Youth employment

Jordan: Eager teens enthused by entrepreneurship education

Teachers were trained and nearly 550 Jordanian youth learned how to set up and run a business through the “Know about Business” course, a joint ILO, non-profit and government collaboration which fills a big gap in entrepreneurship education.

Feature | 14 August 2015
AMMAN, Jordan (ILO News) - Known for world-class historical sites such as Petra and natural wonders like the Dead Sea, Jordan is a Middle Eastern, Arab country with a population of nearly 8 million. More than half (55 per cent) of the population is under 15 years of age, making Jordan demographically youthful. In contrast, only slightly more than one fifth (22 per cent) of Italy’s population is made up of children in this age group.

Jordan is said to experience 330 days of sunshine per year. But all is not sunny for the 30 per cent of Jordanian youth who are unemployed and seeking employment. “Any society is burdened by a generation without hope of stable work. Poor employment in the early stages of a young person’s career can make lifelong job prospects gloomy,” said Nayef Stetieh, President and Chief Executive Officer of Jordan’s Business Development Centre.

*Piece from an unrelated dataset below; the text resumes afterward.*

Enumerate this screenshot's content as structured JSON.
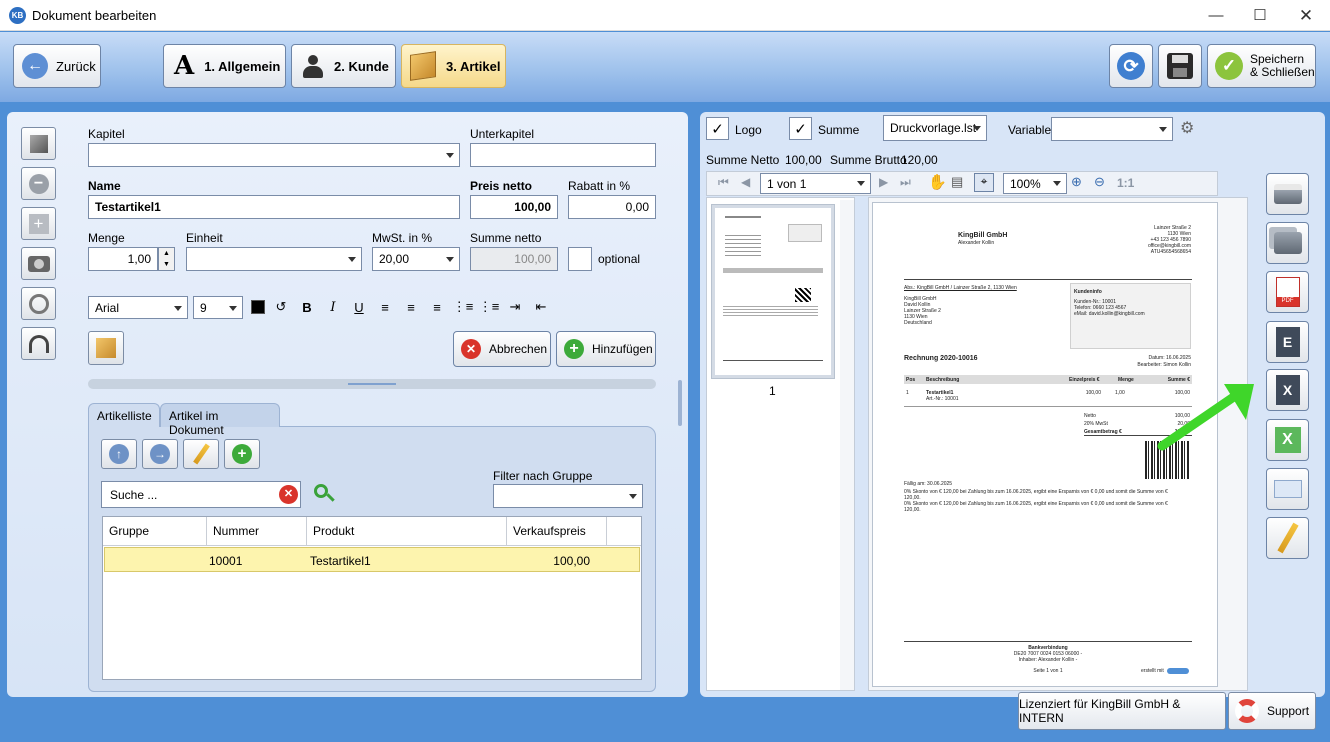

While Jordan has a culture of self-employment, entrepreneurship education has been largely absent. Only about five per cent of micro, small and medium enterprise owners are run by young people. The International Labour Organization (ILO) set out to fill this void by teaming up with Jordan’s non-profit Business Development Centre, its Ministry of Education and its Ministry of Higher Education and Scientific Research, to offer potential young entrepreneurs the training they need to get a head start in setting up their own businesses.

The “Know about Business” (KAB) project was launched in Summer 2011 and is scheduled to finish at the end of 2016. It was supported by the Business Development Centre, drawing on funds provided by the Government of Canada.

The training on KAB covers all aspects of business management in a simplified and participatory manner. It teaches youth entrepreneurial skills and works on developing positive attitudes towards self-employment as a potential career option.

Its aim is to reach 4,500 young students over the 2013-14 and 2014-15 academic years. The impact of the project is being evaluated and a decision will be taken as to whether it will be integrated into the national curricula of secondary vocational education and community colleges.

Learning new skills and building self-confidence

Previously interested only in social entrepreneurship, 16-year-old Ayat Mahmoud Jamahneh broadened her thinking after completing the KAB programme, which for her created a very exciting and positive learning atmosphere.

“Today, I am aware of the importance of having my own business and its impact on generating income. KAB helped me build self-confidence in addition to new skills,” she says. She learned the legal and financial aspects of setting up a new, independent business in addition to “listening skills, positive thinking and how to deal with customers.” Jamahneh plans to start her own women’s beauty centre in Irbid.

Seventeen year old Abudllah Ayed Alshamayleh is studying for a future career in electrical engineering for cars and other vehicles. In the KAB programme, he “gained new knowledge in running the financial aspects and marketing a business. This will help me in developing and expanding our family business,” says Alshamayleh. “I also learned new tools to attract customers and gain their loyalty through professional treatment, honesty and handling their demands efficiently,” he added.

He has already applied his skills during summer breaks while working as a sales manager and improving the interior design and products of his brother’s cleaning products, chemicals and perfume business.

An instructor working at Al Shareef Abdelhameed Sharaf Industrial Boy’s School, Mujahed Mohammed Mujahed, whose specialization is electrical engineering for cars and other vehicles, took 90 hours of teacher training to be able to deliver the KAB course. “The content, skills and information KAB provides are not normally included in any school’s curriculum, at any level. It is needed for all community members as they lack such information,” he emphasized. The 29-year-old teacher was delighted to develop his own knowledge about starting a business.

A veteran teacher at a secondary school for females and Ministry of Education employee, Jamilah Ahmad Khairi Musleh noted the considerable effort involved in preparing each class of the comprehensive KAB course. “Despite the hard preparation process, the very interesting sessions and games made for a very dynamic and interactive learning environment. It embedded the information inside students’ minds as it was introduced in a simple manner with lots of case studies,” she says.

Besides opening doors for these students and teachers, the KAB project was able to develop new topics related to green enterprises and decent work; mainstream gender and disability concepts; train, assess and certify 13 trainers as national KAB facilitators who can teach KAB without ILO supervision; and deliver certificates to 549 students who completed the KAB course.

KAB graduates think about the future, which is definitely brighter, in a different way, knowing that starting a venture is within their reach and having the confidence to overcome the fear of failure.